Yunus Carrim. Picture: GCIS
Yunus Carrim. Picture: GCIS

Treasury has provided the Reserve Bank with the power to guarantee retail deposits in VBS Mutual Bank — now under curatorship — of up to R100,000 per depositor, the bank announced on Wednesday.

This doubles the previous guarantee of R50,000 per depositor and will greatly assist the thousands of poor people who invested their life savings in the bank.

The bank said VBS curator Anoosh Rooplal would continue to collect on loans due to the bank. “Individuals and entities with loans at VBS Mutual Bank are expected to continue to make payments on these loans,” VBS said.

The move comes as ordinary depositors have been having a hard time getting their money out of the bank.

Parliament’s standing committee on finance has expressed deep concern over the way depositors are being treated and has urged VBS management, Rooplal, regulators and Treasury to intervene.

Elderly pensioners and other people are reportedly queueing all night in bitter cold to withdraw up to the maximum of R1,000 allowed per day.

There are about 12,000 individuals who have deposits of R154.3m — their life savings — with VBS, which was placed under curatorship in March. This was after the bank experienced a liquidity crunch when municipalities tried to withdraw funds they had illegally deposited with the mutual bank in contravention of the Municipal Finance Management Act and Treasury instructions.

Municipalities have R1.6bn deposited with the bank and 9,261 groups such as stokvels and burial societies R232.5m.

Until Wednesday, the Bank guaranteed deposits of R50,000 per depositor but a daily limit of R1,000 was placed on withdrawals. The curatorship has already revealed deep financial mismanagement of the bank, with R900m having disappeared due to fictitious deposits and/or untraced lending.

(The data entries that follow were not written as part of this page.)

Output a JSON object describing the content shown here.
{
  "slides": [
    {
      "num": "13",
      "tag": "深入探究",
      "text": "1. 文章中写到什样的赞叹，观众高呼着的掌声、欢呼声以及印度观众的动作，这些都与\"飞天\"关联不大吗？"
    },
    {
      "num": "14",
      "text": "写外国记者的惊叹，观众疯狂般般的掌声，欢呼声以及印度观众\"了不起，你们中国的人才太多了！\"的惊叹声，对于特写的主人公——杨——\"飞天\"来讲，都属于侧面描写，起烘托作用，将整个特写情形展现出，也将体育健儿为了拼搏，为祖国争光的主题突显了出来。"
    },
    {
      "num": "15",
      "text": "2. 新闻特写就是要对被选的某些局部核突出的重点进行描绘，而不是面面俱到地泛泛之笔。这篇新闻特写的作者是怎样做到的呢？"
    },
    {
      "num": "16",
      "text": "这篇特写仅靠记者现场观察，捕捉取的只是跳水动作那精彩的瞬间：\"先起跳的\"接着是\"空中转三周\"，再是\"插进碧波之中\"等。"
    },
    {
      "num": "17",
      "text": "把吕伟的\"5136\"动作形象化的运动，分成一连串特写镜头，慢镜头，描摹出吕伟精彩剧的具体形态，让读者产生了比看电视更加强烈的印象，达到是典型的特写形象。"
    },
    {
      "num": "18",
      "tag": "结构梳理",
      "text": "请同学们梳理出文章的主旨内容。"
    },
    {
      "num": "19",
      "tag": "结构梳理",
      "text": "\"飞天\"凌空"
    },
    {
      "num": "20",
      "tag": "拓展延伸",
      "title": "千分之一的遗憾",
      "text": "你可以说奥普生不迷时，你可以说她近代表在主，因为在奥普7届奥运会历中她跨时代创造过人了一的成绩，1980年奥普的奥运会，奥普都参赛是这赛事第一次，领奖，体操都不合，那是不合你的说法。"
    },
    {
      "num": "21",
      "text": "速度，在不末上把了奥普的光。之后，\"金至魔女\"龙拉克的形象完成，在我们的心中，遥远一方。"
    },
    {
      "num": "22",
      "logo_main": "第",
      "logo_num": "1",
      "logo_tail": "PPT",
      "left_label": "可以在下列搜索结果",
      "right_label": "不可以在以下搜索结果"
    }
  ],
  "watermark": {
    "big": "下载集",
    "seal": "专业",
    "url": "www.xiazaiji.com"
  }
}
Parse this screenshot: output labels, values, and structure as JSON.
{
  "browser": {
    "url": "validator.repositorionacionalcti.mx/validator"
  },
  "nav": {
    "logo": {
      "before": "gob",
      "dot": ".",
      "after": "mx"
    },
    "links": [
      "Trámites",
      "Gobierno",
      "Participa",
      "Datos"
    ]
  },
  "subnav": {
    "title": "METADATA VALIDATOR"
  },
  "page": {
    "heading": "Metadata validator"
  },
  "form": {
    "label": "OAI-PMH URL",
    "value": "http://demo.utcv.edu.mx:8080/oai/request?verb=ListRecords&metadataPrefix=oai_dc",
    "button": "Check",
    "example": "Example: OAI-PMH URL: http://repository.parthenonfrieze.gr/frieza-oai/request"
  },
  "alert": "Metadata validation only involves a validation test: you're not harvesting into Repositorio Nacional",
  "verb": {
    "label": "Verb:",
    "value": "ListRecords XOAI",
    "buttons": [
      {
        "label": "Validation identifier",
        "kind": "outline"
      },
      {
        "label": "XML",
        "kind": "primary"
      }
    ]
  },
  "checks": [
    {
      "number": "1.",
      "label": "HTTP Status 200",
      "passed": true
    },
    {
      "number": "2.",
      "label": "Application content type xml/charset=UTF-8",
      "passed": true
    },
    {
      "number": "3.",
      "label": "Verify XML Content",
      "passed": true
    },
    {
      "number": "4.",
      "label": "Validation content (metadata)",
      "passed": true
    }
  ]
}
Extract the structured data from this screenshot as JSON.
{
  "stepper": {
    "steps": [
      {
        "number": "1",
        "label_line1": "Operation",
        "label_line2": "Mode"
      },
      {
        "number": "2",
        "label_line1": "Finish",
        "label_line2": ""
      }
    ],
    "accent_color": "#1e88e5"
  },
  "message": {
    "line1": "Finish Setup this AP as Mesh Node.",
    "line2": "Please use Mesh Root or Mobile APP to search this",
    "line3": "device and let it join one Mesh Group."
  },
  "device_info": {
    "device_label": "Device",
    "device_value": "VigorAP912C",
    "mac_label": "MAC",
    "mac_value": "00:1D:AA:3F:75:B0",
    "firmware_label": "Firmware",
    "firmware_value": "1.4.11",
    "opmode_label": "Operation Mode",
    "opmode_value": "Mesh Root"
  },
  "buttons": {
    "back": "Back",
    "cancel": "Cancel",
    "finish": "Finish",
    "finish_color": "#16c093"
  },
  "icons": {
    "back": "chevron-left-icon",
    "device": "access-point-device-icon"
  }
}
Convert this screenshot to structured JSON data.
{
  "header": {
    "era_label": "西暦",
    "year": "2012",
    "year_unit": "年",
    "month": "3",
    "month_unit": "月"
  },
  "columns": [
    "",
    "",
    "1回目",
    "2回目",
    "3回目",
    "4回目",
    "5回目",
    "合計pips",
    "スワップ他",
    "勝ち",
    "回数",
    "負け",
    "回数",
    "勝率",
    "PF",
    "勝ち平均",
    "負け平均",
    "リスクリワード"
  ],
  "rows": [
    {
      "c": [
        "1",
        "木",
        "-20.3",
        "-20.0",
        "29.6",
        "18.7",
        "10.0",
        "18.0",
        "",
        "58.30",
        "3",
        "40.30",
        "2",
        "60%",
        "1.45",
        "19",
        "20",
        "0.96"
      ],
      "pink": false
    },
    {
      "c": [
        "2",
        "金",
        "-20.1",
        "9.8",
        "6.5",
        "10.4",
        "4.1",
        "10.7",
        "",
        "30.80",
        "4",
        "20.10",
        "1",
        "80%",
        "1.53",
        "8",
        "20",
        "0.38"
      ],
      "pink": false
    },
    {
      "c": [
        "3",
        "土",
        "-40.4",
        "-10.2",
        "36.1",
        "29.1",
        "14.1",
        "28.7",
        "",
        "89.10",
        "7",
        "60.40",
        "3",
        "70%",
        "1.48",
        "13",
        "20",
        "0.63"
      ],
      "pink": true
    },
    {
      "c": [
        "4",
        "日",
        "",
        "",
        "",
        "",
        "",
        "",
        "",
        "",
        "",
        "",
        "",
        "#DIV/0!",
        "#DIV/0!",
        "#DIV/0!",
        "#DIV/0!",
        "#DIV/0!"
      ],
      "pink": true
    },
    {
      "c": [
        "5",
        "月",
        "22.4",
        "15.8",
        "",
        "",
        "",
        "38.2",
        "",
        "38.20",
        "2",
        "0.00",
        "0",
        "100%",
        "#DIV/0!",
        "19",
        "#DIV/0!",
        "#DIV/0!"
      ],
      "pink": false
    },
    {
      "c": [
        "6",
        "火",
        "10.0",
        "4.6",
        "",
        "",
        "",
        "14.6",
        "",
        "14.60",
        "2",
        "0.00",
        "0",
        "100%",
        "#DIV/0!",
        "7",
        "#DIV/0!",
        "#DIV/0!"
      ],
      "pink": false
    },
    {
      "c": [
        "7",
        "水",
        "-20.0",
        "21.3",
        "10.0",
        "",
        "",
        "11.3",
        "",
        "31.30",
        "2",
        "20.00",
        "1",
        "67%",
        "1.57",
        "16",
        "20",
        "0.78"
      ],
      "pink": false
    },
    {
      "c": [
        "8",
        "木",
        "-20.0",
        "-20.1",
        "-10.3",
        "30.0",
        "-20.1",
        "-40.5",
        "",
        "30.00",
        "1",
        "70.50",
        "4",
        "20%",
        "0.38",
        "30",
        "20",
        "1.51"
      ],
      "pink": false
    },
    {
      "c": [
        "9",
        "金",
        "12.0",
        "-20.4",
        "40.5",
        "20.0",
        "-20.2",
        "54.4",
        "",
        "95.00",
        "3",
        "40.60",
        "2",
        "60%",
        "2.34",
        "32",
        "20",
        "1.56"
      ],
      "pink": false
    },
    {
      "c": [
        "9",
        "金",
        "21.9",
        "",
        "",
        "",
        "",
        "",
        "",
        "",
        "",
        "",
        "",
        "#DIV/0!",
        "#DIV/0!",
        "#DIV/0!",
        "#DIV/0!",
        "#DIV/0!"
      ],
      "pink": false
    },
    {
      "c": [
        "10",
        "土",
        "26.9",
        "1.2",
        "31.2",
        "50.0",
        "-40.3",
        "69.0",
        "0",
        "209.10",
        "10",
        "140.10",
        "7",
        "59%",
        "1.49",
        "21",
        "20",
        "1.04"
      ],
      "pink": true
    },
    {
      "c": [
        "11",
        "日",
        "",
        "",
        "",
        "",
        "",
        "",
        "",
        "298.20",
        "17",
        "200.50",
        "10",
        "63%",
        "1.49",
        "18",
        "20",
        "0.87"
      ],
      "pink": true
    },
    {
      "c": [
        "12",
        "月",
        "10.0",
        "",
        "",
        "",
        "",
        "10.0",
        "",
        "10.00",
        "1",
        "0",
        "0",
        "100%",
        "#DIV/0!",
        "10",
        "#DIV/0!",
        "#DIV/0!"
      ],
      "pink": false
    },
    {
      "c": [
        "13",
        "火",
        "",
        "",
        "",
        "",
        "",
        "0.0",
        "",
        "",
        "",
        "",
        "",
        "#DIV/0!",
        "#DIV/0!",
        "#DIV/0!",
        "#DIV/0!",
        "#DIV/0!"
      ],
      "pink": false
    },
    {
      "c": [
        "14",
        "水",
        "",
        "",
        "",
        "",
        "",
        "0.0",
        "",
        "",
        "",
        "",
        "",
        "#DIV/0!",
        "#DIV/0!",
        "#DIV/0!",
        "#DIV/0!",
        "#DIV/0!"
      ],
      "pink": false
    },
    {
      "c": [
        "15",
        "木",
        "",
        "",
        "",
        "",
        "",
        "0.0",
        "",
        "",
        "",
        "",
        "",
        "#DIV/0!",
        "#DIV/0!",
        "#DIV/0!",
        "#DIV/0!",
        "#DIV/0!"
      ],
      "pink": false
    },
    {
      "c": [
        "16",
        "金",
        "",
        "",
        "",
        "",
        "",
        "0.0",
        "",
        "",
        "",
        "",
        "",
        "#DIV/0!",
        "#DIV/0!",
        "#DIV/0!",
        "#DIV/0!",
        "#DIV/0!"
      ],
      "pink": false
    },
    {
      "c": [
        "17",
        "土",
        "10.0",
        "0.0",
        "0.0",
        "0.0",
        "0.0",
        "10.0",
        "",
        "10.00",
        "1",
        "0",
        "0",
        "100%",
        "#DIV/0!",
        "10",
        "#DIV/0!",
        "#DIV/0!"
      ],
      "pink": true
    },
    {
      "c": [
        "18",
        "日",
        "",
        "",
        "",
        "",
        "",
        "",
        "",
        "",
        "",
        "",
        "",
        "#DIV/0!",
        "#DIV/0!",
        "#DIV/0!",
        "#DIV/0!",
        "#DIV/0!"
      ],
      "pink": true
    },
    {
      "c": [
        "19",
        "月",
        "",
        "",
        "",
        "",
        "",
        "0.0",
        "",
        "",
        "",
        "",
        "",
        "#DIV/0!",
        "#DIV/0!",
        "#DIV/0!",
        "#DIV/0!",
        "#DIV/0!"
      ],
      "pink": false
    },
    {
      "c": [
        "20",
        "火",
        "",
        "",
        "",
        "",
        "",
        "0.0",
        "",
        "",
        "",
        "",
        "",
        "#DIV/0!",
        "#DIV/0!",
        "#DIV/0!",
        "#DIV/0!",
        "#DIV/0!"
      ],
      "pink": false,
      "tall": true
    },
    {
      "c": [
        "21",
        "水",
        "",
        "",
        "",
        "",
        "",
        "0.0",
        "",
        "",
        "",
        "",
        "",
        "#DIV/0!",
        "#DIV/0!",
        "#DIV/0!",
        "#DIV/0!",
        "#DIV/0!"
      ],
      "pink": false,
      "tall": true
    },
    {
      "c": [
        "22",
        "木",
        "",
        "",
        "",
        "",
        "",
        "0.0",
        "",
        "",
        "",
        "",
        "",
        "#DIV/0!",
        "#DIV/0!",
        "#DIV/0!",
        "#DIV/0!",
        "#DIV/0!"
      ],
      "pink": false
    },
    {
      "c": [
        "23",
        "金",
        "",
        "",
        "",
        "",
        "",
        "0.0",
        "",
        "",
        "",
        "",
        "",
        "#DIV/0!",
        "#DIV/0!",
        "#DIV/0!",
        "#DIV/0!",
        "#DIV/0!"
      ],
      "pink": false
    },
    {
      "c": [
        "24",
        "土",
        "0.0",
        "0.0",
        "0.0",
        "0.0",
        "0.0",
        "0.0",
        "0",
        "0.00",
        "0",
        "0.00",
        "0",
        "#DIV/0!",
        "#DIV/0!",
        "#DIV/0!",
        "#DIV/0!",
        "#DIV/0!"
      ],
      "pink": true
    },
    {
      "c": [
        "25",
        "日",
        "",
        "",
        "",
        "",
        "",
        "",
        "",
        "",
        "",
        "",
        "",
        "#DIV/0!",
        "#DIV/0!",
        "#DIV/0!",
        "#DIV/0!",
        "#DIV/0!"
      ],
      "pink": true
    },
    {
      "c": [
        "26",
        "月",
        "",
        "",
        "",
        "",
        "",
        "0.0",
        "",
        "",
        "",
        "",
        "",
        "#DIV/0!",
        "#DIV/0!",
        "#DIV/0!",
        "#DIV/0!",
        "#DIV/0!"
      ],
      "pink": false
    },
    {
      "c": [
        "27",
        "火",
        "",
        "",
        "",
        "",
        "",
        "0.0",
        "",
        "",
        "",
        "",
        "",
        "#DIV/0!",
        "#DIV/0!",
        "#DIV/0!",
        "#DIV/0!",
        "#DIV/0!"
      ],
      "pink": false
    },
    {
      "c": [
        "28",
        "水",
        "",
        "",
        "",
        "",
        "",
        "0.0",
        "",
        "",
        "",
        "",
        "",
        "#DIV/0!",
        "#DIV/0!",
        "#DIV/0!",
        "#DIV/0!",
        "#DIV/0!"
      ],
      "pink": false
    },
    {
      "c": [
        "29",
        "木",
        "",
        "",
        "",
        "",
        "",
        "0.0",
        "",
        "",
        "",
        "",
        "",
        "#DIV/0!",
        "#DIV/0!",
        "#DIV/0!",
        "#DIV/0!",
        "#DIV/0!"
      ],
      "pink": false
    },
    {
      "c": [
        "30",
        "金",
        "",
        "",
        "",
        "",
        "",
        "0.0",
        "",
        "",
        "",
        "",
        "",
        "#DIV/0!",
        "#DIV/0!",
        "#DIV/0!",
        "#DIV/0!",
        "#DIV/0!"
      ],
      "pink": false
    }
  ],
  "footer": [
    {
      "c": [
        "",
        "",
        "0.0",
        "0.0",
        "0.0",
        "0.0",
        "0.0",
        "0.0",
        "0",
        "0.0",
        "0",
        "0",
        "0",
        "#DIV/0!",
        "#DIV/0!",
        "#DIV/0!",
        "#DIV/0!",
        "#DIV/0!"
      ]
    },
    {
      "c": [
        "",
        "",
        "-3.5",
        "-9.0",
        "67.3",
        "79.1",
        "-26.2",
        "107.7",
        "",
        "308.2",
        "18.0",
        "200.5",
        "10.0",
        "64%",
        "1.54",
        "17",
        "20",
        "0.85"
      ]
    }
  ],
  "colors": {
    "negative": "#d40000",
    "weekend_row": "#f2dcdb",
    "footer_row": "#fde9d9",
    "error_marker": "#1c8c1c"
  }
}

On Wednesday, finance committee chairman Yunus Carrim said the committee understood the bank was in a dire financial situation but questioned why the release of money could not be managed in a more efficient and humane way.

“As usual, with the failure of a bank, it’s the poorest depositors who are suffering disproportionately and bearing the worst burden,” Carrim said. “It’s just not acceptable that elderly pensioners and other poor people are having to queue through the night … and have to return regularly to do so.

“Instead of withdrawals of up to a R1,000 a day, why is it not possible to increase the ceiling and reduce the number of withdrawals a depositor can make per week? There are other ways that can also be considered to manage the process better and we urge this be done.”

The committee also believed that the government needed to finalise a bill on a comprehensive deposit insurance scheme so the funds of depositors could be safeguarded in the case of a bank collapse. “We also want to see the full overall inquiry into what went wrong at VBS and how this happened finalised expeditiously,” Carrim said.